Written by CNN Staff Writer
Any stargazer needs to have watched the Northern Lights at least once, but finding a spot to gaze at the stunning spectacles of the natural phenomenon can be tricky.
An optical phenomenon sparked by a collision of charged particles between the Earth and the sun, the Northern Lights occur sporadically around the world — and can be seen throughout Europe, northern Africa and Siberia.
What makes them even more striking is the fact that they can be seen up to 300 miles (480 kilometers) away.
Spectators expect the giant explosions of light to erupt regularly during the Antarctic winter, but because new satellites such as the Iridium Next have not been deployed, the aurora may remain unshown.
Stunning views of Aurora Borealis from Iland (Steve Bryson / UIG / Getty Images)
But from January, thousands of people can escape the Arctic chill to check out the dazzling light show for themselves, thanks to a number of “chicken-n-egg” events that create the clear skies that enable the first sightings to occur.
These include moon-fullings, high-altitude migrations from the North Pole and natural seasonal time changes.
According to Dr. Alan Duffy, a Scot who runs the Aurora Borealis website Northern Lights Magazine, he expects these events to be bigger than ever during the winter months, given that the vast green light show of St.
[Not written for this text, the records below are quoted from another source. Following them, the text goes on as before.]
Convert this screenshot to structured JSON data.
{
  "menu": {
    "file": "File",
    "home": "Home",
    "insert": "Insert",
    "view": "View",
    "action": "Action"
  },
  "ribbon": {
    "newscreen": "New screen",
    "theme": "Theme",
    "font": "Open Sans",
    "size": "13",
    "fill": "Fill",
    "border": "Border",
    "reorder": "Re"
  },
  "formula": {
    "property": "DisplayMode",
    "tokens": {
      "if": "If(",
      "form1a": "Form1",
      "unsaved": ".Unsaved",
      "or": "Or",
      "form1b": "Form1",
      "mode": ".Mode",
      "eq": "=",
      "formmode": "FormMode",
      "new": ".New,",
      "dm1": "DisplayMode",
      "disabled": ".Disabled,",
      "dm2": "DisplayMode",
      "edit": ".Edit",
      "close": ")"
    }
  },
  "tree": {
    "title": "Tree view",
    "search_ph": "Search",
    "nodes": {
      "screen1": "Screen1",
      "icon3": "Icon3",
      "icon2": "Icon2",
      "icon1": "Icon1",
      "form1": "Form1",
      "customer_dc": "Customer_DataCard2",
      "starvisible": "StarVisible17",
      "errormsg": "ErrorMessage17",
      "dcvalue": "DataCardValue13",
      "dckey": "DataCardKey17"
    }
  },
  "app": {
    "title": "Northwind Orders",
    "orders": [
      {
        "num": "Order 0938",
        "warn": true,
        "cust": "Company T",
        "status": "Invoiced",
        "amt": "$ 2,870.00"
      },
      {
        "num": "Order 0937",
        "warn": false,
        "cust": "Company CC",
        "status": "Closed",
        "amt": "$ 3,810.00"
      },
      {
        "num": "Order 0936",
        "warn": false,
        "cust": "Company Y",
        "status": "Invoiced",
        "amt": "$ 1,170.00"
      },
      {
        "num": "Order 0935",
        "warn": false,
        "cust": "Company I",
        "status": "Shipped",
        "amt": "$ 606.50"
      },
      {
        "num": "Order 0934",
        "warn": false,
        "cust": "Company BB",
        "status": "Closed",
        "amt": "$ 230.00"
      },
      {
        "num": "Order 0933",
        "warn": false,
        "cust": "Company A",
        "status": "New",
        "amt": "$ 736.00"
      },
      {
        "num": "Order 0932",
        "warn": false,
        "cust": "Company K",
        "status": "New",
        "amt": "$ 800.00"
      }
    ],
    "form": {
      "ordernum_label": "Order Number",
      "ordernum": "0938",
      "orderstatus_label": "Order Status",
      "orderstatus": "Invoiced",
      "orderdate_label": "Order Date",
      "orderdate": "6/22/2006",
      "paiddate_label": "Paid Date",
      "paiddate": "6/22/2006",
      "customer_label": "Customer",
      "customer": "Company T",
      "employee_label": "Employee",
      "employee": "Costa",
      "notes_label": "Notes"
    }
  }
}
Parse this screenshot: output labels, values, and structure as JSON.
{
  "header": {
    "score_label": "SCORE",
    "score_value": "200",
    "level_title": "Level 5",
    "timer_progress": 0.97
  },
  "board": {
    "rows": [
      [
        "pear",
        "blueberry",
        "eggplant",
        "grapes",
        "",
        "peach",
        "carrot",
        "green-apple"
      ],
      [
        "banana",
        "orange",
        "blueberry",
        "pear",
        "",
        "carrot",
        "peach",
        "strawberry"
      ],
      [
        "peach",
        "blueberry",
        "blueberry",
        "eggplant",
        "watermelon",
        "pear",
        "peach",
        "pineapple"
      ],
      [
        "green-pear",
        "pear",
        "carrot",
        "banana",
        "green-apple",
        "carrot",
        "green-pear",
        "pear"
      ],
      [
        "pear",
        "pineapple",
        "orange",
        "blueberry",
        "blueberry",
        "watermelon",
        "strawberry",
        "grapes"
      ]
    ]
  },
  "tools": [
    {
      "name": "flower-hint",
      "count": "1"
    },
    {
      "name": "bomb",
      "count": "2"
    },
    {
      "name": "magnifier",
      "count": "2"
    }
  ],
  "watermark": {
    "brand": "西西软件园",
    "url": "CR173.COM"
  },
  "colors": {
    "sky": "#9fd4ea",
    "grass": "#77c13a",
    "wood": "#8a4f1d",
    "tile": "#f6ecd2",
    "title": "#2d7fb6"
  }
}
Anthony’s Day on January 4 — which marks the birth of Christ in the Holy Land — tends to be reduced by a winter snowfall.
“What we expect to see during the winter months are flares of energy from the sun that have no bearing on Earth,” said Duffy, who was among the first to detect the phenomenon for Europe, after he captured the first “event” on the 25th anniversary of his arrival to the continent in 1987.
Duffy believes these events are generated by solar radiation and magnetic fields. This energy will collide with a layer of gas above the Earth called the magnetosphere, driving the Aurora Borealis to form.
While the phenomenon is easily visible in some places, particularly in northern Europe, much of Russia is covered in thick Arctic frost, as is Siberia. However, crucially, very cold temperatures aren’t necessary for the Aurora to be seen.
“The whole region is capable of seeing it, however, a significant group of views are lacking,” said Duffy.
Most of the audiences will be concentrated in the “borderlands of the Arctic Ocean, Iceland, Norway and perhaps Greenland.” “This means you have a huge number of views across the northern half of Europe and Eurasia, but you can only see the northern lights from these great spots due to the fact that the polar ice caps are more active than the western Arctic, and the dark ice cap stretches across to the North Pole,” said Duffy.
Could you still see it this winter? Well, it’s best to join a guided tour if you don’t mind a six-hour round trip from Iceland. But even then, it’s unlikely you will receive the spectacular images you’ve been used to seeing over the decades.